In 2008, a VA-commissioned study found that veterans are 50 percent more likely to have amyotrophic lateral sclerosis (ALS), better known as Lou Gehrig's disease, than non-veterans. Later, ALS was made a presumptive compensable illness, meaning veterans are not required to prove when they acquired the disease.
More than 4,000 veterans received clinical services from the Veterans Health Administration during the 2019 fiscal year. This estimate does not include veterans who received services before 2019 or those not enrolled in the VA system.
"It's taken a long time for the VA to catch up to what the needs are for these veterans,” says Mary Ward of Wilmington, North Carolina. She cares for her 65-year-old husband, Tom Ward, who served in the Marine Corps and now has ALS.
"If I had a wish list — what do you want for Christmas? — I would like to have a subject-matter expert case manager at the VA who could track down the things that I need for Tom,” she says.
"We shouldn't have to spend valuable time and energy ensuring that our veteran receives the care and services they need,” says Lara Garey of Austin, Texas. She is also an Elizabeth Dole fellow and caregiver for her 51-year-old husband Tom Garey, an Air Force veteran with ALS.
"We need to spend that precious time … making those memories that will carry us over after they pass,” she says. “We all know what the end result of this disease is: The veteran will die."
Despite both husbands serving during wartime, Ward and Garey say they don't believe their cases will be included in the caregiving expansion because ALS is a disease and not an injury.
When AARP asked whether a veteran with ALS would be eligible for the expanded caregiving benefit, a VA spokeswoman said the department “can't comment on regulations until they are made public” and eligibility is determined case by case.
Tiered system is complicated
Still others believe that the VA should offer caregiver benefits to all veterans regardless of injury.
Patti Shea of Tallahassee, Florida, has been a caregiver for her 80-year-old father, James Shea, who has dementia and chronic obstructive pulmonary disease. He served in the Marine Corps in Vietnam before the full campaign and therefore is ineligible for full aid and attendance benefits, a program that provides an additional pension.
She started caring for him in October 2011 when he didn't need constant help but in the past few years he has required “100 percent care,” she says.
In terms of what the veterans are eligible for, the VA benefits system is “very tiered,” she says. The benefits her father receives still include one month of respite a year, home health nurses and a home improvement grant.
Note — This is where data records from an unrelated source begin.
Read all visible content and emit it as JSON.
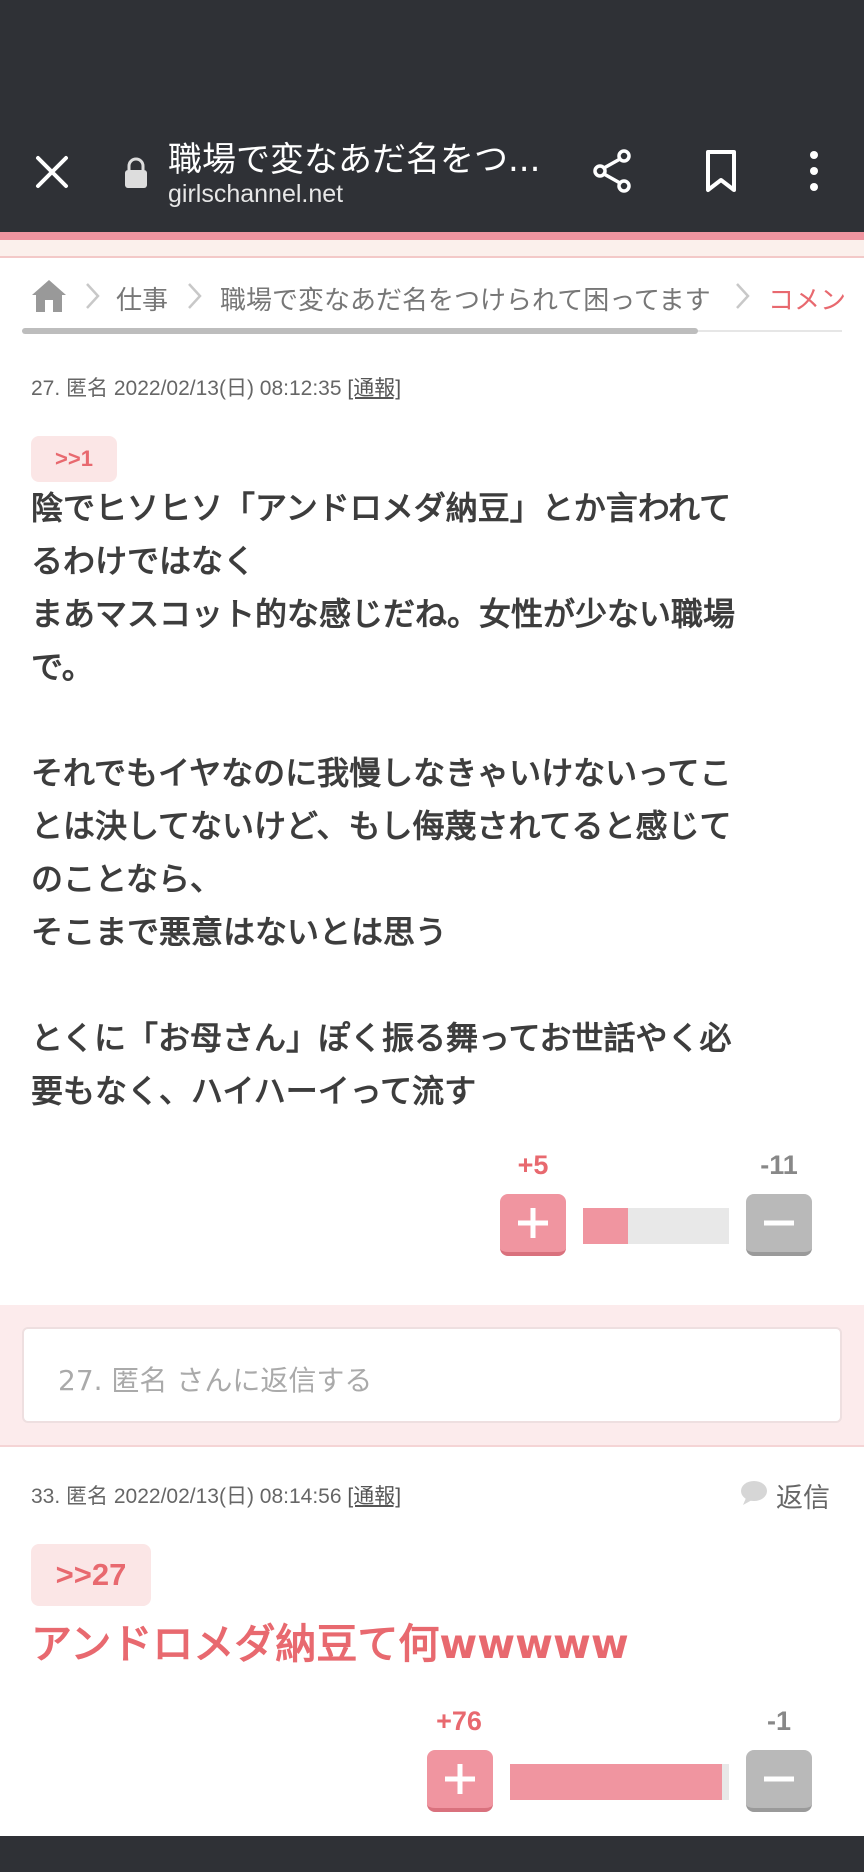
{
  "browser": {
    "title": "職場で変なあだ名をつ...",
    "url": "girlschannel.net"
  },
  "breadcrumb": {
    "items": [
      "仕事",
      "職場で変なあだ名をつけられて困ってます",
      "コメン"
    ]
  },
  "comments": [
    {
      "meta": "27. 匿名 2022/02/13(日) 08:12:35",
      "report_label": "[通報]",
      "anchor": ">>1",
      "body": "陰でヒソヒソ「アンドロメダ納豆」とか言われて\nるわけではなく\nまあマスコット的な感じだね。女性が少ない職場\nで。\n\nそれでもイヤなのに我慢しなきゃいけないってこ\nとは決してないけど、もし侮蔑されてると感じて\nのことなら、\nそこまで悪意はないとは思う\n\nとくに「お母さん」ぽく振る舞ってお世話やく必\n要もなく、ハイハーイって流す",
      "plus": "+5",
      "minus": "-11",
      "plus_ratio": 0.31
    },
    {
      "meta": "33. 匿名 2022/02/13(日) 08:14:56",
      "report_label": "[通報]",
      "anchor": ">>27",
      "body": "アンドロメダ納豆て何wwwww",
      "plus": "+76",
      "minus": "-1",
      "plus_ratio": 0.97
    }
  ],
  "reply_box": {
    "placeholder": "27. 匿名 さんに返信する"
  },
  "reply_link": "返信",
  "colors": {
    "accent": "#e8696f",
    "bar": "#2f3136"
  }
}
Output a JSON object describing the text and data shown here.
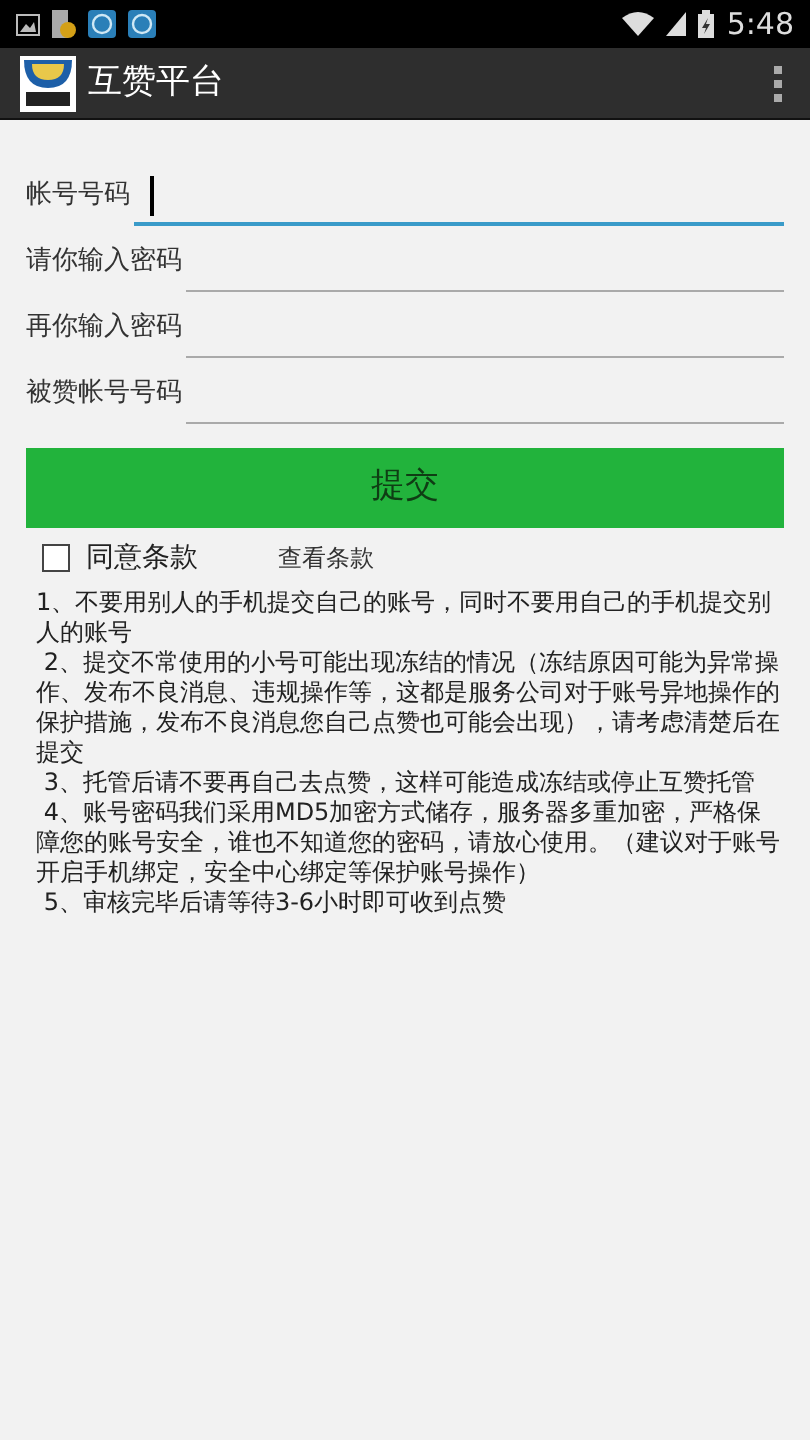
{
  "status_bar": {
    "time": "5:48"
  },
  "app_bar": {
    "title": "互赞平台"
  },
  "fields": [
    {
      "label": "帐号号码",
      "focused": true
    },
    {
      "label": "请你输入密码",
      "focused": false
    },
    {
      "label": "再你输入密码",
      "focused": false
    },
    {
      "label": "被赞帐号号码",
      "focused": false
    }
  ],
  "submit_button": "提交",
  "agree": {
    "label": "同意条款",
    "checked": false
  },
  "terms_link": "查看条款",
  "notes": [
    "1、不要用别人的手机提交自己的账号，同时不要用自己的手机提交别人的账号",
    " 2、提交不常使用的小号可能出现冻结的情况（冻结原因可能为异常操作、发布不良消息、违规操作等，这都是服务公司对于账号异地操作的保护措施，发布不良消息您自己点赞也可能会出现），请考虑清楚后在提交",
    " 3、托管后请不要再自己去点赞，这样可能造成冻结或停止互赞托管",
    " 4、账号密码我们采用MD5加密方式储存，服务器多重加密，严格保障您的账号安全，谁也不知道您的密码，请放心使用。（建议对于账号开启手机绑定，安全中心绑定等保护账号操作）",
    " 5、审核完毕后请等待3-6小时即可收到点赞"
  ]
}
Yet, if her father had qualified for aid and attendance, “the next tier up,” he would receive the nursing hours she says he needs.
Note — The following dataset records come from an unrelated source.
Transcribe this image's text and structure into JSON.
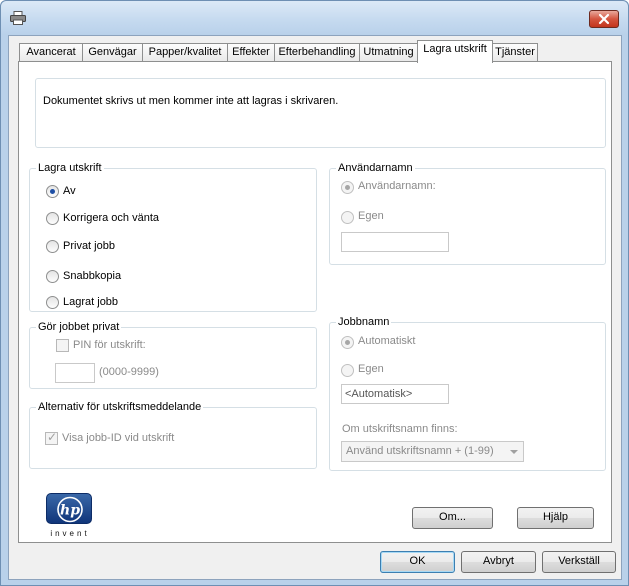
{
  "window": {
    "icon": "printer-icon",
    "close_icon": "close-icon",
    "close_color": "#c2351d"
  },
  "tabs": [
    {
      "label": "Avancerat"
    },
    {
      "label": "Genvägar"
    },
    {
      "label": "Papper/kvalitet"
    },
    {
      "label": "Effekter"
    },
    {
      "label": "Efterbehandling"
    },
    {
      "label": "Utmatning"
    },
    {
      "label": "Lagra utskrift",
      "active": true
    },
    {
      "label": "Tjänster"
    }
  ],
  "message": "Dokumentet skrivs ut men kommer inte att lagras i skrivaren.",
  "store_job": {
    "legend": "Lagra utskrift",
    "options": [
      {
        "label": "Av",
        "checked": true
      },
      {
        "label": "Korrigera och vänta",
        "checked": false
      },
      {
        "label": "Privat jobb",
        "checked": false
      },
      {
        "label": "Snabbkopia",
        "checked": false
      },
      {
        "label": "Lagrat jobb",
        "checked": false
      }
    ]
  },
  "user_name": {
    "legend": "Användarnamn",
    "options": [
      {
        "label": "Användarnamn:",
        "checked": true
      },
      {
        "label": "Egen",
        "checked": false
      }
    ],
    "custom_value": ""
  },
  "private": {
    "legend": "Gör jobbet privat",
    "pin_label": "PIN för utskrift:",
    "pin_value": "",
    "pin_hint": "(0000-9999)"
  },
  "job_name": {
    "legend": "Jobbnamn",
    "options": [
      {
        "label": "Automatiskt",
        "checked": true
      },
      {
        "label": "Egen",
        "checked": false
      }
    ],
    "custom_value": "<Automatisk>",
    "exists_label": "Om utskriftsnamn finns:",
    "exists_value": "Använd utskriftsnamn + (1-99)"
  },
  "notify": {
    "legend": "Alternativ för utskriftsmeddelande",
    "check_label": "Visa jobb-ID vid utskrift",
    "checked": true
  },
  "logo": {
    "mark": "hp",
    "text": "invent",
    "color": "#10357a"
  },
  "buttons": {
    "about": "Om...",
    "help": "Hjälp",
    "ok": "OK",
    "cancel": "Avbryt",
    "apply": "Verkställ"
  }
}
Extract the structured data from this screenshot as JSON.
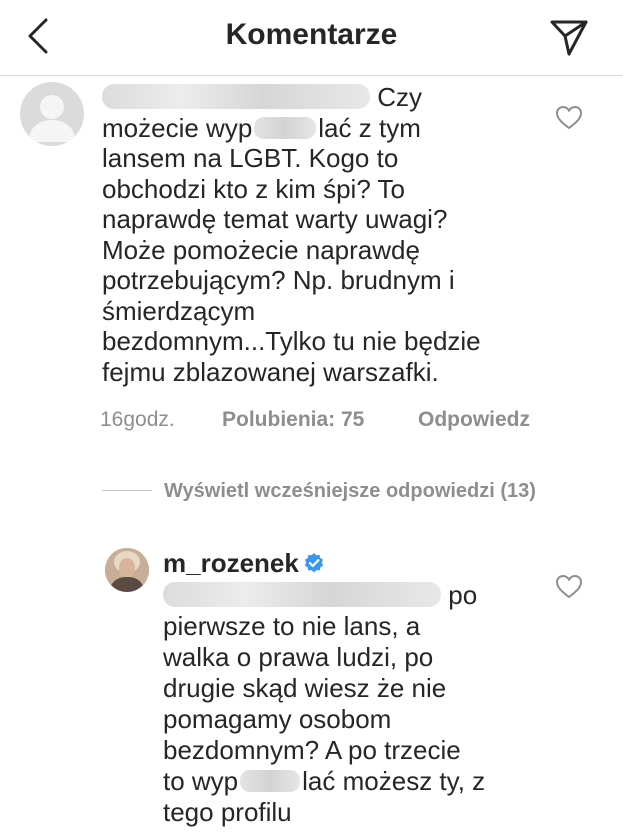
{
  "header": {
    "title": "Komentarze",
    "back_icon": "chevron-left-icon",
    "send_icon": "paper-plane-icon"
  },
  "comment1": {
    "lines": {
      "l1_end": "Czy",
      "l2_start": "możecie wyp",
      "l2_end": "lać z tym",
      "l3": "lansem na LGBT. Kogo to",
      "l4": "obchodzi kto z kim śpi? To",
      "l5": "naprawdę temat warty uwagi?",
      "l6": "Może pomożecie naprawdę",
      "l7": "potrzebującym? Np. brudnym i",
      "l8": "śmierdzącym",
      "l9": "bezdomnym...Tylko tu nie będzie",
      "l10": "fejmu zblazowanej warszafki."
    },
    "time": "16godz.",
    "likes": "Polubienia: 75",
    "reply": "Odpowiedz"
  },
  "view_replies": "Wyświetl wcześniejsze odpowiedzi (13)",
  "comment2": {
    "username": "m_rozenek",
    "lines": {
      "l1_end": "po",
      "l2": "pierwsze to nie lans, a",
      "l3": "walka o prawa ludzi, po",
      "l4": "drugie skąd wiesz że nie",
      "l5": "pomagamy osobom",
      "l6": "bezdomnym? A po trzecie",
      "l7_start": "to wyp",
      "l7_end": "lać możesz ty, z",
      "l8": "tego profilu"
    }
  },
  "colors": {
    "text": "#262626",
    "muted": "#8e8e8e",
    "border": "#dbdbdb",
    "verified": "#3897f0"
  }
}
"Fifteen hours a week is not a lot for somebody who is 100 percent dependent on everything,” Shea says.
"Any plan that will extend benefits to the caregivers is something we need more of,” she says. “We need to look out for the caregivers, especially the ones who are keeping their loved ones at home, because they're saving taxpayers tons of money."
Shea also cares for her mom, who has developed rheumatoid arthritis since the onset of her father's conditions.
"Decision-makers don't understand the ripple effect it (caregiving) has on caregivers,” she says. “Our social life suffers, our work life suffers, our mental health suffers, our bodies suffer.
"When my dad is having a really bad day and is yelling at me, it affects you,” Shea says. “It's hard to clear it out of your brain because this is my dad. My dad had never raised his voice at me once."
Veterans who don't qualify for the expansion can apply for the Program of General Caregiver Support Services, which includes education, peer mentoring, self-care courses and training. It is available for veterans of any era, regardless of illness or injury, who are enrolled for care in the Veterans Health Administration.